Cuando España era una rosa revuelta y múltiple, "sueño de nadie bajo tantos párpados", cuando los financieros tenían el Banco en casa y otro Banco a la vista en la calle de Alcalá, cuando las Koplowitz eran clónicas y los Albertos eran los intocables, Isabel Preysler cruzó el río revuelto de la ciudad, con islotes como la Bolsa y el Banco de España, y es una bondadosa flor del mal, una malvada flor del bien, un ángel custodio de su propio dinero que pasaba a través de los hombres y las cajas fuertes, a través de los Gobiernos y la aristocracia, con un pie desnudo y pequeño, delgado y raudo, dejando huellas como dólares, hasta llegar hasta su meta remota y misteriosa, que era ésta: una paz hogareña, todos los maridos en orden y bien colocados, los niños muy crecidos y un marido color cigarrillo a medias, junto al que ella sigue siendo la llama que sólo arde cuando quiere.

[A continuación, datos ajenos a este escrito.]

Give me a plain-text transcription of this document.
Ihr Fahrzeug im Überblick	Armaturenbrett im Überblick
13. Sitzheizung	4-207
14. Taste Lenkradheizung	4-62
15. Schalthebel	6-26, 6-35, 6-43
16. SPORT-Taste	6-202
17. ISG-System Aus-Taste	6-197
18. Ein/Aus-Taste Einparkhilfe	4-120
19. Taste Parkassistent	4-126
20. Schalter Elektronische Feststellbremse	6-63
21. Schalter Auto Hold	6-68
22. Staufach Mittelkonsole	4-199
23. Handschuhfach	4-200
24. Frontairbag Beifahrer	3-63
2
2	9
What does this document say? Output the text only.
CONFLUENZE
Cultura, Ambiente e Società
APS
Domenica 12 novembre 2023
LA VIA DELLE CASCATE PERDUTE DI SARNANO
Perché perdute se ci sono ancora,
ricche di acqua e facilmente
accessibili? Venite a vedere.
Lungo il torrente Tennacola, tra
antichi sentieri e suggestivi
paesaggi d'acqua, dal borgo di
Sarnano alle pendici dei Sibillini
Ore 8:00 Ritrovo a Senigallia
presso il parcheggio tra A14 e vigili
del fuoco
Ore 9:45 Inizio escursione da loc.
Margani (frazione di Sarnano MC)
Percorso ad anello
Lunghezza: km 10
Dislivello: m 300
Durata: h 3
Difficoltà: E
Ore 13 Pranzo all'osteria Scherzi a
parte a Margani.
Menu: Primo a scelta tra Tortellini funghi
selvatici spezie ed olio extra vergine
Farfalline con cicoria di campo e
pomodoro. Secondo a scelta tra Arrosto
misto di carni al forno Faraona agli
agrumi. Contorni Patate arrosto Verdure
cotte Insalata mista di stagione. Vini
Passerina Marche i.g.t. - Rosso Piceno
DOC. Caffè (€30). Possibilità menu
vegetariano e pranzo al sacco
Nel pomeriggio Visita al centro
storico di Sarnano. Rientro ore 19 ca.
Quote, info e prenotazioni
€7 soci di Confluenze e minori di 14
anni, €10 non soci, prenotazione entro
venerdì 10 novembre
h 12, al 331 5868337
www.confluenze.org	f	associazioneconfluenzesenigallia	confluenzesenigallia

Lo que no podríamos decir es si éste era el destino que ella se había prefijado o si la vida le ha depositado, como una ola nocturna, en la felicidad quieta y burguesa, fea por definitiva, de un matrimonio estable cuyo único proyecto de vida en común es envejecer.

Hemos admirado mucho su belleza y hemos envidiado razonablemente su astucia para hacerse sitio donde no había más que uno libre, el suyo. Por lo que tiene de heroína de Balzac, de Stendhal, nunca de Flaubert, un poco de Marcel Proust -¿Odette?-, nos decepciona literariamente su actual felicidad de gente bien, de señora formal, de dama estable. La conocí en una gran casa donde -siempre torpe de mí- la tomé por una criada filipina. Aquello fue un lamentable error, pero quisiera uno que, de todos modos, acabara saliéndole un día, tras su gran epopeya, la delicada y vulgar criadita filipina.